TRANSCRIPTS OF DEAD PENITENTS’ TESTIMONY ADMITTED INTO EVIDENCE
In the case against the Serbian Radical Party leader Vojislav Seselj, the Trial Chamber decides to partially grant the prosecution motion and admits into evidence parts of the testimony Milan Babic gave at the Slobodan Milosevic trial. At the trial of Jovica Stanisic and Franko Simatovic, the statement and transcripts of Milan Deronjic’s evidence at the trials of Slobodan Milosevic and Momcilo Krajisnik were also admitted into evidence
At the trial of the Serbian Radical Party leader Vojislav Seselj for crimes in Vojvodina, Croatia and Bosnia and Herzegovina, the Trial Chamber decided to partially grant the prosecution motion and admit into evidence parts of the testimony Milan Babic gave at the Slobodan Milosevic trial. Babic, former president of the self-proclaimed Republic of Serbian Krajina, pleaded guilty to the crime of persecution and was sentenced to 13 years in prison. In March 2006, he committed suicide in his cell in the Tribunal’s Detention Unit.

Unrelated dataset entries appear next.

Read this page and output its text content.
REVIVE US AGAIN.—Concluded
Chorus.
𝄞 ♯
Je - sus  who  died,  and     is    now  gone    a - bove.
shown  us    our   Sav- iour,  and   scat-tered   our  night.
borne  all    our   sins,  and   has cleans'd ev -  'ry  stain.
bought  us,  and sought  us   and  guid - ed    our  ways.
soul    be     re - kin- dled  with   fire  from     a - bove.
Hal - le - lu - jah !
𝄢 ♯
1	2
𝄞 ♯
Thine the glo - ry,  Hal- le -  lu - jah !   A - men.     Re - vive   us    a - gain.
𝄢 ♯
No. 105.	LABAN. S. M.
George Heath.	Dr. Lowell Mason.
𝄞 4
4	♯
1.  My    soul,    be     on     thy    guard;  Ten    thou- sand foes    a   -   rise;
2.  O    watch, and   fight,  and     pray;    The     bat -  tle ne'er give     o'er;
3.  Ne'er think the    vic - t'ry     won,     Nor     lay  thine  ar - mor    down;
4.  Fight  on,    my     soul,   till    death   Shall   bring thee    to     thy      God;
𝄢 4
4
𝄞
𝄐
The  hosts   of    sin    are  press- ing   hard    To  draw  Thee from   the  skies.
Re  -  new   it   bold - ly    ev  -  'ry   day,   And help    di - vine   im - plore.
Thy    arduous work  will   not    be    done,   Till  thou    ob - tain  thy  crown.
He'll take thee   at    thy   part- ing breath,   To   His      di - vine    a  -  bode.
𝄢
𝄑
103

The prosecution filed the first motion seeking admission into evidence of the testimony of ‘unavailable witnesses’ under Rule 92 quarter more than three years ago. In the first motion, the prosecution sought to tender into evidence not only Babic’s testimony at the Milosevic trial, but also parts of his evidence at the trials of Momcilo Krajisnik and Milan Martic. Seselj violently opposed to the motion, claiming that Babic ‘judged himself’ and that the admission into evidence of the testimony of witnesses who could not be cross-examined ‘violates the fairness of the trial’.
In 2008, the Chamber dismissed the first prosecution motion on the grounds that it ran ‘counter to the interests of justice’, because the documents whose admission was sought ‘directly accuse’ Seselj. In 2009, the prosecution asked for a review of the decision, noting that Babic’s evidence at the Milosevic trial had in the meantime been confirmed by other witnesses heard after January 2008. The judges saw this as a new fact which allowed them to review the earlier decision.
The Chamber accepted the prosecution’s argument that Babic’s evidence concerned topics that are relevant for the case: the establishment of parallel chains of command in Krajina involving the Serbian MUP, Serbian state security service and the Krajina police, the arming and funding of the Krajina Serbs, provoking the Croats in order to justify JNA response, and the expulsion of non-Serbs from the occupied parts of Croatia. Some twenty excerpts from Babic’s evidence in the Milosevic case were admitted into evidence, as were documents about the establishment of the Krajina Serb army, the illegal arming of Serbs in Krajina, establishment of the Territorial Defense and the implementation of the joint criminal enterprise.
At the trial of two former Serbian state security service chiefs, Jovica Stanisic and Franko Simatovic, the Trial Chamber invoked the same rule to admit into evidence the statement and transcript of evidence of yet another ‘unavailable witness’, local SDS president in Bratunac, Miroslav Deronjic. At the prosecution’s request, the Chamber admitted into evidence the transcripts of his testimony at the trial of Slobodan Milosevic in November 2003, and of Momcilo Krajisnik, in February 2004. Deronjic pleaded guilty before the Tribunal to murders and deportations of civilians from Glogova near Bratunac, and was sentenced to ten years in prison. He died in May 2005 as he was serving his sentence in a Swedish prison.